More recently, the war against unionized workers has been carried to the private sector. Using his executive powers once again, our appointed president almost gleefully slapped a 60-day injunction on Northwest Airlines mechanics about to strike their employer and simultaneously promised a similar response in the event of job actions by unhappy pilots and flight attendants at other airlines. The inference is clear: Strike the transportation system, no matter what the justification, and a crackdown on union activity reminiscent of the Reagan firing of the air-traffic controllers will be forthcoming.
Non-union members of the working class have also been targeted by the Republican class warriors, most prominently the estimated 600,000 Americans, many of them unorganized office workers, who annually suffer repetitive motion injuries on the job. In early March, the president affixed his signature to legislation rolling back OSHA's long-awaited ergonomics rules set forth in the last weeks of the Clinton administration. The regulations, which required employers to spend money, if necessary, to eliminate workplace hazards causing such ailments as carpal tunnel syndrome and back strains, were voted down by every single GOP senator (along with six renegade Democrats) and all but 14 GOP congressmen.
These are not the only manifestations of the ongoing GOP offensive against average Americans.
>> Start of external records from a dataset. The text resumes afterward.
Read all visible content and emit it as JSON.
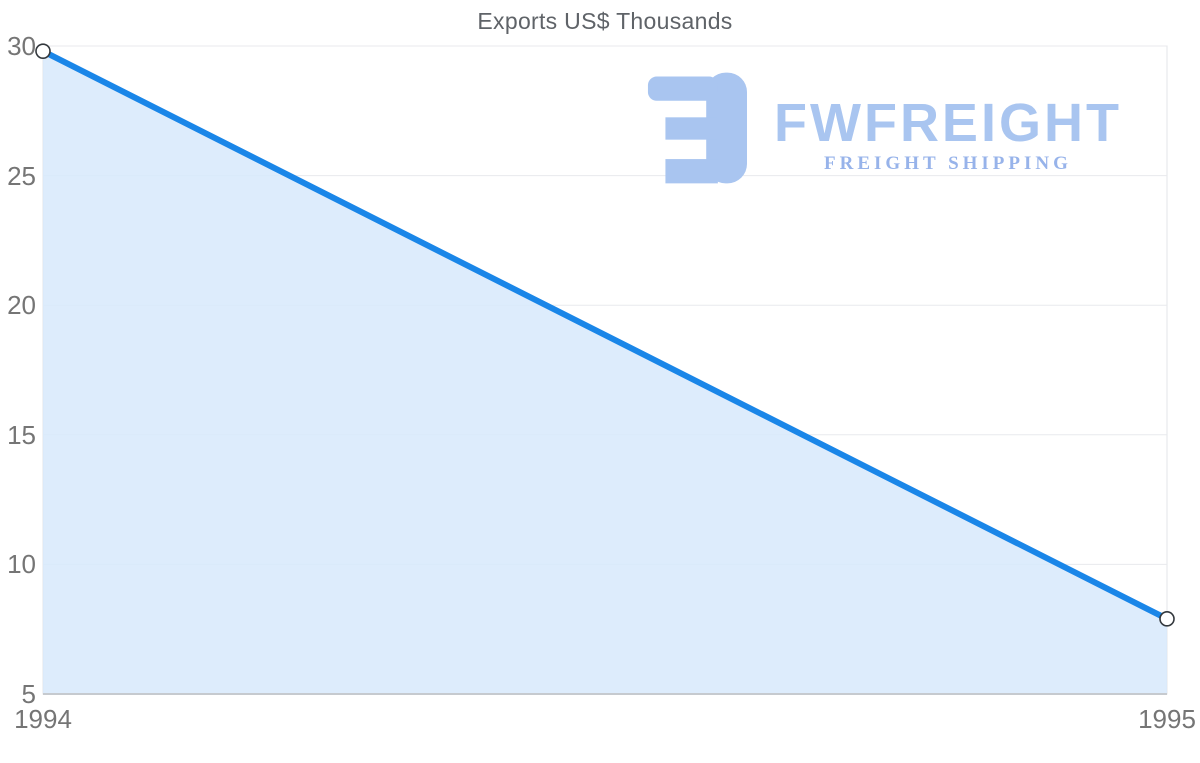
{
  "chart_data": {
    "type": "area",
    "title": "Exports US$ Thousands",
    "categories": [
      "1994",
      "1995"
    ],
    "series": [
      {
        "name": "Exports US$ Thousands",
        "values": [
          29.8,
          7.9
        ]
      }
    ],
    "xlabel": "",
    "ylabel": "",
    "ylim": [
      5,
      30
    ],
    "yticks": [
      5,
      10,
      15,
      20,
      25,
      30
    ],
    "grid": true,
    "legend": false,
    "colors": {
      "line": "#1a86e8",
      "area_fill": "#d7e9fc",
      "marker_fill": "#ffffff",
      "marker_stroke": "#33383d",
      "grid": "#e8eaed",
      "border": "#e3e5e8",
      "axis": "#c6cacf",
      "tick_label": "#757575",
      "title": "#5f6368"
    }
  },
  "watermark": {
    "brand": "FWFREIGHT",
    "tagline": "FREIGHT SHIPPING",
    "brand_color": "#a9c5f0",
    "tagline_color": "#97b3ea",
    "icon_color": "#a9c5f0"
  }
}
The Bushites and their congressional cohorts are laboring mightily, for instance, to slow down (or water down) any enactment of a medical patient's bill of rights, fearing their corporate HMO allies might be saddled with annoying and expensive lawsuits. As for an overdue increase in the federal minimum wage, the president has cynically said he favors one provided individual states are permitted to opt out, knowing full well that heavy business lobbying in state capitols will prompt many to take exactly that route.
Barely three months into a new administration, the battle lines in American politics are already being drawn as they haven't been in decades. Control of the presidency and both houses of Congress for the first time in half a century has emboldened Republicans and given them the courage of their ideological convictions; they feel free to show their true class colors and allow full expression to the power of big money.
But what of the Democrats? If the GOP exists as a party to champion the cause of capital and comfort those at the top of the socioeconomic ladder, its opposite number exists to fight for labor and defend the interests of ordinary Americans. Democrats, however, have not effectively fulfilled that historical role for the better part of a generation, which is why Ralph Nader made such an impact in last year's election. The party of Jefferson and Jackson needs to reestablish a justification for its existence, and the time to start is now, when its natural constituency is under siege as never before.
Wayne O'Leary is a writer in Orono, Maine.